Importers, taxpayers, and border authorities will face stronger anti‑fraud and accountability measures—U.S.-based importer requirements, limits on single-person importers, verified electronic duty payments, bank identity checks, and larger bonds together make it harder to submit fraudulent entries or misdirect payments.
Importers, banks, and CBP should see faster and more consistent processing because CBP must issue verification rules within a set timeframe and payments are standardized to verified electronic transfers and account data.
Taxpayers and compliant domestic businesses benefit from better protection of federal customs revenue and a fairer market because larger continuous bonds and stricter broker accountability reduce the chance that duties go unpaid and discourage high‑risk/noncompliant importers.

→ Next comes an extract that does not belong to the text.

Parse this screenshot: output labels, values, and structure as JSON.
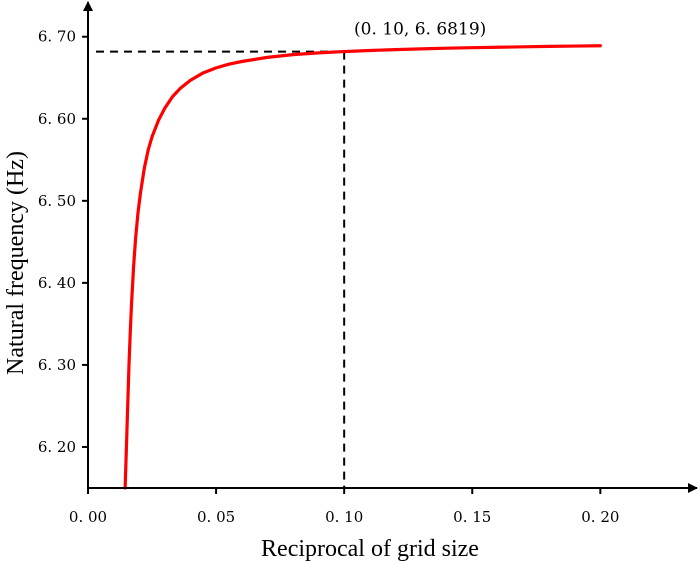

Small importers and some U.S. customers will face substantially higher costs and potential barriers to trade—requirements for a U.S.-based importer of record, electronic payments from verified U.S. accounts, and a $100,000 continuous bond raise upfront and ongoing compliance costs and could block imports for firms without U.S. bank relationships.
Businesses, customs brokers, and banks will incur extra administrative burden and onboarding delays due to account-name matching, bank attestations, new verification procedures, and restrictions on brokers' use of bonds, disrupting operations and increasing transaction friction.
Smaller carriers, brokers, and importers may be disadvantaged relative to very large express carriers because strict exemption criteria and requirements that designated brokers be wholly owned by qualifying carriers could concentrate market power and reduce competition in brokerage services.
Based on analysis of 4 sections of legislative text.
Limits who may be importer of record to U.S. entities or qualified designees, requires verified U.S. bank accounts for duty payments, and raises continuous bond minima to $100,000.
Introduced March 5, 2026 by Jodey Cook Arrington · Last progress March 5, 2026
Requires that the importer of record for U.S. customs entries be a U.S.-located entity (or other specified qualifying entity), limits individuals from serving as importer of record for multiple entities, and requires foreign firms with U.S. subsidiaries to use the U.S. subsidiary (or another qualifying entity) as importer of record. It also forces duty and fee payments to be made by verified electronic transfer from U.S. bank accounts named to the importer, raises the minimum continuous import bond to $100,000, and directs CBP to issue implementing regulations and verification procedures within set timeframes.